So far so good we have a type with some invariant that gets checked when instantiating it. But now I want to make this type deserializable. If I know just derive(Deserialize) then the check of new won't be used and I could deserialize an invalid state, so basically the invariant is not guaranteed anymore.
Of course I can implement Deserialize myself but that seems a bit tedious for such a simple and very regular task as validating some invariant. Is there any better option than implementing Deserialize myself? Just note that this is a simple example in practice the structs might be bigger and the invariants more complicated.
A simplest way would be to have two structs: one with #[derive(Serialize, Deserialize)] on it, and another with something like TryFrom/Into targeting the first one. This way, you'll decouple storage format (handled by serde) from your invariants (handled by TryFrom).
Yes, this is one approach I took in the past. I see the benefit of the separation in some cases but it also has the drawback that documentation is now scattered across two types. I would love my deserialization layer to kind of also document what format it expects AS WELL as what conditions it expects on it.
Also would you recommend just duplicating the fields or would you go with a newtype on top of the raw type for such things?
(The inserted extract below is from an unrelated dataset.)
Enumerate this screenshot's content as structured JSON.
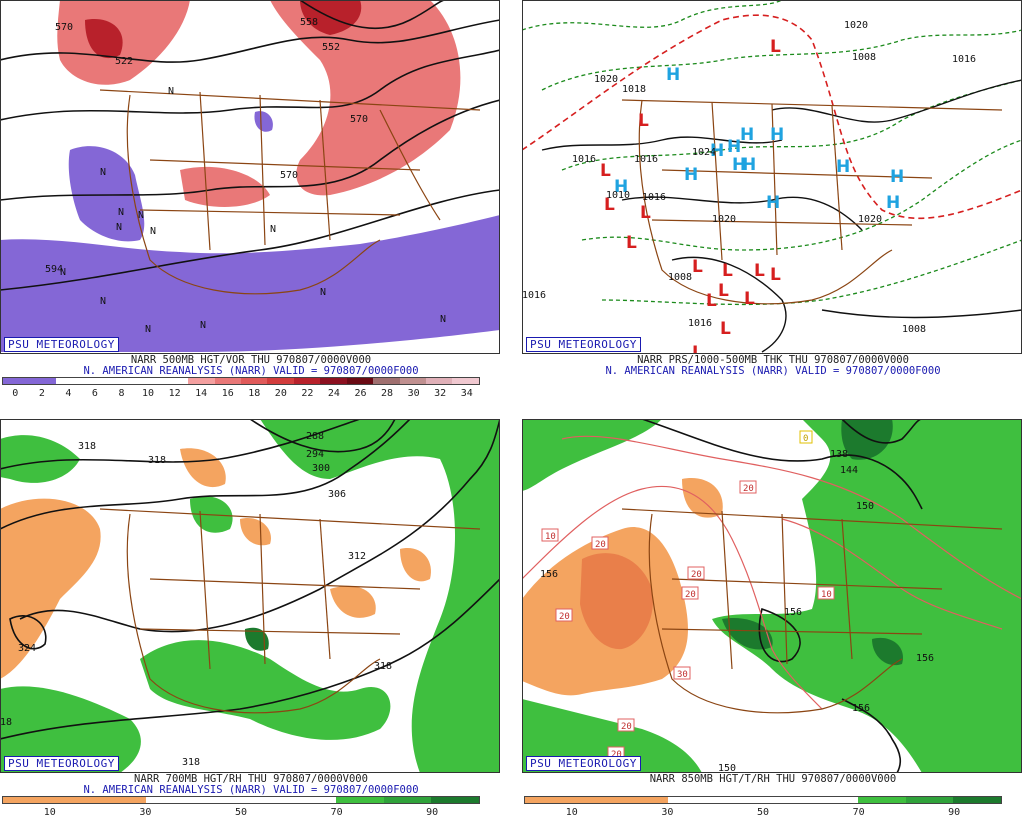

You may know this, but you can have the validation struct be private so that there is only one (documented) public struct using serde(try_from). You still have the field duplication unless you have them both be wrappers to some inner type.
#[derive(Deserialize)]
#[serde(try_from = "ValueRangeUnchecked")]
pub struct ValueRange { min: i32, max: i32 } // Guarantees min <= max
impl ValueRange {
pub fn new(min: i32, max: i32) -> Result<Self, &'static str> {
if min <= max {
Ok(Self { min, max })
} else {
Err("Invalid")
}
}
}
#[derive(Deserialize)]
struct ValueRangeUnchecked { min: i32, max: i32 } // private!
impl TryFrom<ValueRangeUnchecked> for ValueRange {
type Error = &'static str;
fn try_from(src: ValueRangeUnchecked) -> Result<Self, Self::Error> {
ValueRange::new(src.min, src.max)
}
}
fn parse() {
let pair = ValueRange::deserialize(input).unwrap(); // Guaranteed min <= max
}
Thanks for this addition. Yes I was aware of this.
I still feel like there should be a simpler solution than this. It feels unnecessary and in our case it lead developers be tempted to go with the "easy" solution of just validating i.e. do
I'm not sure the the verify approach is any "easier" (I've added an actual implementation to my original post) - the number of lines is pretty much the same. I do admit that one needs to know how to do it, but that would be true for any other approach as well.
You don’t necessarily need any TryFrom implementation, or even (in this simple case) a second custom type. You can fit everything into one impl Deserialize:
impl<'de, T> serde::Deserialize<'de> for OrderedPair<T>
where
T: Ord + serde::Deserialize<'de>,
{
fn deserialize<D>(deserializer: D) -> Result<Self, D::Error>
where
D: serde::Deserializer<'de>,
{
let (left, right) = <(T, T)>::deserialize(deserializer)?;
OrderedPair::new(left, right).ok_or_else(|| serde::de::Error::custom("mis-ordered pair"))
}
}
impl Deserialize from scratch is complex, but impl Deserialize that delegates to another impl Deserialize is not.
Which is in my opinion bad practice because at some point we will just forget to call verify for some of the deserialized stuff.
While I understand your hesitancy to expose functions that allow one to construct an instance of your type without upholding its invariants, at some point that is not possible. Nothing stops a Deserializeimpl from being incorrectly implemented nor is there anything that stops your own developers from constructing an instance directly via its constructor. Try to define such additional functions which the same accessibility as its constructor; thus making OrderedPair::verify private just like its constructor and not pub as you have done in your example.
You may be able to get Clippy to assist you with the single_call_fn lint. By adding something like
#[deny(dead_code, reason = "want to only call this in one specific area")]
#[expect(clippy::single_call_fn, reason = "want to only call this in one specific area")]
fn foo() {}
you will ensure that there is exactly one place where that function is called; of course if you need to call it more than once, then this won't help.
Last
I would love my deserialization layer to kind of also document what format it expects
What do you mean by "format" exactly? You don't mean to say you want the format to be JSON or some other specific data format do you? If so, you have no choice but to define a private type that implements Deserialize, then define a pub function on OrderedPair that takes in a slice/str that specifically calls something like serde_json::from_str; otherwise anyone will be able to deserialize your type using any format. Of course that's one of the main points of Serde: to allow library authors to define a single "deserialize" function without forcing downstream code to conform to some pre-determined format but instead allowing downstream code to dictate that specific format. If you do intend to force a specific format, you may be able to avoid Serde altogether depending on the library you use. For example, toml only needs the parse feature enabled to be able to deserialize TOML; then instead of using serde, you'd use the toml API directly.